もう一人のアラフォーAさんは市内の中学校で非常勤だが、六人いる非常勤にあてがう机がなく長机を使用中。自分の荷物も置けず、生徒に提出物を置かせるスペースも無いそうだ。そのくせ、夜間に本務者達が長机を作業台にしてそのまま散らかしてあったり、物置にされたりしているという。ガッコの先生なんて所詮そんなものだ。他人の立場を、気持ちをかんがえろと生徒には言うが、自分は考える暇が無いのだ。

そういえばうちのガッコのN先生は「あそこの歯医者は看護婦がババアばかりだ、話しかけるなっつうの。クソババア」と笑い話のつもりで自分より年輩の女の先生たちに話していた。命知らずだな。というより中学生レベルだ。

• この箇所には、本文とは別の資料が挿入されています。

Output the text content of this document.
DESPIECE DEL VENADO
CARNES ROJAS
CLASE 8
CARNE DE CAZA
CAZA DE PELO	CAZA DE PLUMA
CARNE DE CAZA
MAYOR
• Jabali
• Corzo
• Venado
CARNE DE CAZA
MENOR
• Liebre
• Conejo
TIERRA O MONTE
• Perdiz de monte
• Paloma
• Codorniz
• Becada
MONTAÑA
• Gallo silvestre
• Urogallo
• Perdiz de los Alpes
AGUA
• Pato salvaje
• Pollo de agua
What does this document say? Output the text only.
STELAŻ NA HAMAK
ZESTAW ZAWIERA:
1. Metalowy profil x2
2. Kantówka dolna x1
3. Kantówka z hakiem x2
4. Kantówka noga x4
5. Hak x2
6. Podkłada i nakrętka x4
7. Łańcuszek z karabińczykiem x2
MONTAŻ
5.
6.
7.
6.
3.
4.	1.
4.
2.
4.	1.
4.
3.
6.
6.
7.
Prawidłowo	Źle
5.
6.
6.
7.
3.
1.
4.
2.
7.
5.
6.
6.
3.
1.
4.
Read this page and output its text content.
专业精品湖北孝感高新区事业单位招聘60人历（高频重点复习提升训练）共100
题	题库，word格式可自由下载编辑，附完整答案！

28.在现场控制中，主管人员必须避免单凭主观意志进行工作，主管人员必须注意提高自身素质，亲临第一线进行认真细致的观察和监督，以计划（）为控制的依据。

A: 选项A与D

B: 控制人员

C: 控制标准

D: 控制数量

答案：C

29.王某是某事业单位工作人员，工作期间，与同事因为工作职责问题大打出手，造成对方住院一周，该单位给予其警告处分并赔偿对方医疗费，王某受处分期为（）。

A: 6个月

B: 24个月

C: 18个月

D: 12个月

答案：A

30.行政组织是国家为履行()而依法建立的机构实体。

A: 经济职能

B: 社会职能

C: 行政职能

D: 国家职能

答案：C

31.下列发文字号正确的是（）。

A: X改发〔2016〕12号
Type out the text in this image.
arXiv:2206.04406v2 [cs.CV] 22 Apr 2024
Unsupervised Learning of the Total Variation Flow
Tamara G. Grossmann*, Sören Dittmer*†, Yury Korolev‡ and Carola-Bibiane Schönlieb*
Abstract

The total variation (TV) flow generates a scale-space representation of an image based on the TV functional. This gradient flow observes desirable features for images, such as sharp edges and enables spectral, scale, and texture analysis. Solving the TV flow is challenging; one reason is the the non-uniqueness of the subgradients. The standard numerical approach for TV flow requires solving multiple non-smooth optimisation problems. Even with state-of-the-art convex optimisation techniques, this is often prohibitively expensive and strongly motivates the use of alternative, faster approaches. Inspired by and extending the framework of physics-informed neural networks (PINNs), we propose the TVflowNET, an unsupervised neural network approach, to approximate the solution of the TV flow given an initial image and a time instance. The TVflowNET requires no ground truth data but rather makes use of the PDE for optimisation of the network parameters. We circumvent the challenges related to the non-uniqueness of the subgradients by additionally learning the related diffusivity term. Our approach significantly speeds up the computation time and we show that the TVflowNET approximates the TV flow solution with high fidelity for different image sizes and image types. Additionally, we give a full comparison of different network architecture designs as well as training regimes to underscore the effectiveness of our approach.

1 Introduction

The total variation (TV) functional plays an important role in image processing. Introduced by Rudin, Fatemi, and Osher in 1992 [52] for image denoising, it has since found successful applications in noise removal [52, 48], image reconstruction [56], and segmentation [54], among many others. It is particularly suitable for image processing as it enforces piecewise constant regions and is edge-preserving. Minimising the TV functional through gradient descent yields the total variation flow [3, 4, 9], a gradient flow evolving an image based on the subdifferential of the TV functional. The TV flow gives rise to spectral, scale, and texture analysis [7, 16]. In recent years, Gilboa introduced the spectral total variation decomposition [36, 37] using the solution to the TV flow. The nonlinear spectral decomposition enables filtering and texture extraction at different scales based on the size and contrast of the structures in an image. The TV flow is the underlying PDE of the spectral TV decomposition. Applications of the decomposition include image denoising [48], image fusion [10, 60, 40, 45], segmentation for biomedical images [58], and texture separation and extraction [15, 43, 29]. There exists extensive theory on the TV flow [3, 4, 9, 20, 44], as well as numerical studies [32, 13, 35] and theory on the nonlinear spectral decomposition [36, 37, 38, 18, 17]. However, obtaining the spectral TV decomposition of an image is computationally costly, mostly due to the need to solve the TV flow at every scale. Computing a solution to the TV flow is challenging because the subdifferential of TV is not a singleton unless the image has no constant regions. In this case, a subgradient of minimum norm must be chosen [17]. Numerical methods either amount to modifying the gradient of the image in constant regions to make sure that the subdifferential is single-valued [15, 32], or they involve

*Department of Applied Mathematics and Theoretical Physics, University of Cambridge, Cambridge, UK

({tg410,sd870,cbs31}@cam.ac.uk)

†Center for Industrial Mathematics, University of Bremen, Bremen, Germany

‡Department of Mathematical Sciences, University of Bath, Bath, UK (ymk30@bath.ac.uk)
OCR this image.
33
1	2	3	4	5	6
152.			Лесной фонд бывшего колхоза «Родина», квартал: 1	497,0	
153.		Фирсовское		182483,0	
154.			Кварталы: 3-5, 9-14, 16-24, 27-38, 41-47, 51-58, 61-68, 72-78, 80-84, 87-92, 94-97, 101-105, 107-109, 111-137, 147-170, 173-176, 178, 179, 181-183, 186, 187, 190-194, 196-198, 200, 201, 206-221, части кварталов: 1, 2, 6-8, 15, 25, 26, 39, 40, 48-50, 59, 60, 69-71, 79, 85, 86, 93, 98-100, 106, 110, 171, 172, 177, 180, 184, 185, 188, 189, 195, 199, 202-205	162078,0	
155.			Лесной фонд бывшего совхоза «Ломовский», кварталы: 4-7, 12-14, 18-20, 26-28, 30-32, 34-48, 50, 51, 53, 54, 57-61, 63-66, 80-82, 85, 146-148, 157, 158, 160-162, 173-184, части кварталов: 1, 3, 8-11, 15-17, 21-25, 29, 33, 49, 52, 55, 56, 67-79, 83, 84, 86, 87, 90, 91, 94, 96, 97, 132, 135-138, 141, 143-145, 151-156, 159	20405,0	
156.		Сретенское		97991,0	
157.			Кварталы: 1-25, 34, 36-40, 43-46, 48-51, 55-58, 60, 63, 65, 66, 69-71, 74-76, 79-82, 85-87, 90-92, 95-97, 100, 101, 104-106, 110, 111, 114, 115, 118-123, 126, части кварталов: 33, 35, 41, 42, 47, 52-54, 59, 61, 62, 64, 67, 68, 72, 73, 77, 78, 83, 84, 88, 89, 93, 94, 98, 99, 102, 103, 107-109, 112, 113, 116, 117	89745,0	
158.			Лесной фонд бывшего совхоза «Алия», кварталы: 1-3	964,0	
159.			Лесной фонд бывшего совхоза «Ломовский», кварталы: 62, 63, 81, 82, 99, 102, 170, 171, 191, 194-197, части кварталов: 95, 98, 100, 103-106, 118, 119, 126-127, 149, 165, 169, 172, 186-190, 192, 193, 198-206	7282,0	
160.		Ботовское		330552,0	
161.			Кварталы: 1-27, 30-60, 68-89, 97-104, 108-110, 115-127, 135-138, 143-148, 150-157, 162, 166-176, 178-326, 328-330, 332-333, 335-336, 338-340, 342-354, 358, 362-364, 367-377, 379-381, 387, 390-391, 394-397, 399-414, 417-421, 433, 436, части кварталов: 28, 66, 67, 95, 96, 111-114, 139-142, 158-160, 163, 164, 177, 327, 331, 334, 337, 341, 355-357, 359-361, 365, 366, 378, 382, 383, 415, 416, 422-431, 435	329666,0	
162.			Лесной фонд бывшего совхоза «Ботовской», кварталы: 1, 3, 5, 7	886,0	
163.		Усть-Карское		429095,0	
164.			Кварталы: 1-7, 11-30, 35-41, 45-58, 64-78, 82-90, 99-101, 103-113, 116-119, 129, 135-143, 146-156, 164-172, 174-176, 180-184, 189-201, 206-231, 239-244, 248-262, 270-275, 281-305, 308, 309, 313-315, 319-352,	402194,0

S市のコンビナートはやはり圧倒的でピカピカして、常緑の街路樹の緑色は深く、やはりたまには山陽に出て来ないといけないと思う。山陽は何故だか私には景色の色が濃く見える。光も強いが影も濃いのだ。お二人と別れて、コンビナートを背に山道を上る。高い峠から見下ろすと豆粒ほどの煙突が時々光っていた。

山陽から山陰への道は広島市から村に帰る子供の頃のドライブをいつも思い出させる。頭上がくっきりした青空からいつの間にか灰色の空に変わり、フロントガラスにガチガチと霙が当たり始める。全く別世界に帰って行く事を実感する。だが嫌ではない。空がいよいよどんよりしていけばいくほど落ち着くと言えなくもない。

明るさとどんよりを行ったり来たりしてバランスをとるのが良い気がする。我々山の住人というのはどことなく暗ーい山の中のような部分を人格の中に持っている。(海辺の人は磯のような、あるいは海の底のような?暗い部分を持っているかもしれない)

ウロウロと暗がりをさまよい、ずんずん奥に入り込み…というあんばいに。我々の村は人口数のわりに昔から自殺者(他殺もね)が多いのである。とはいえ暗がりは悪くない。考える余裕をくれるし包まれると意外と暖かいものだ。そういう意味ではトンネルみたいだ。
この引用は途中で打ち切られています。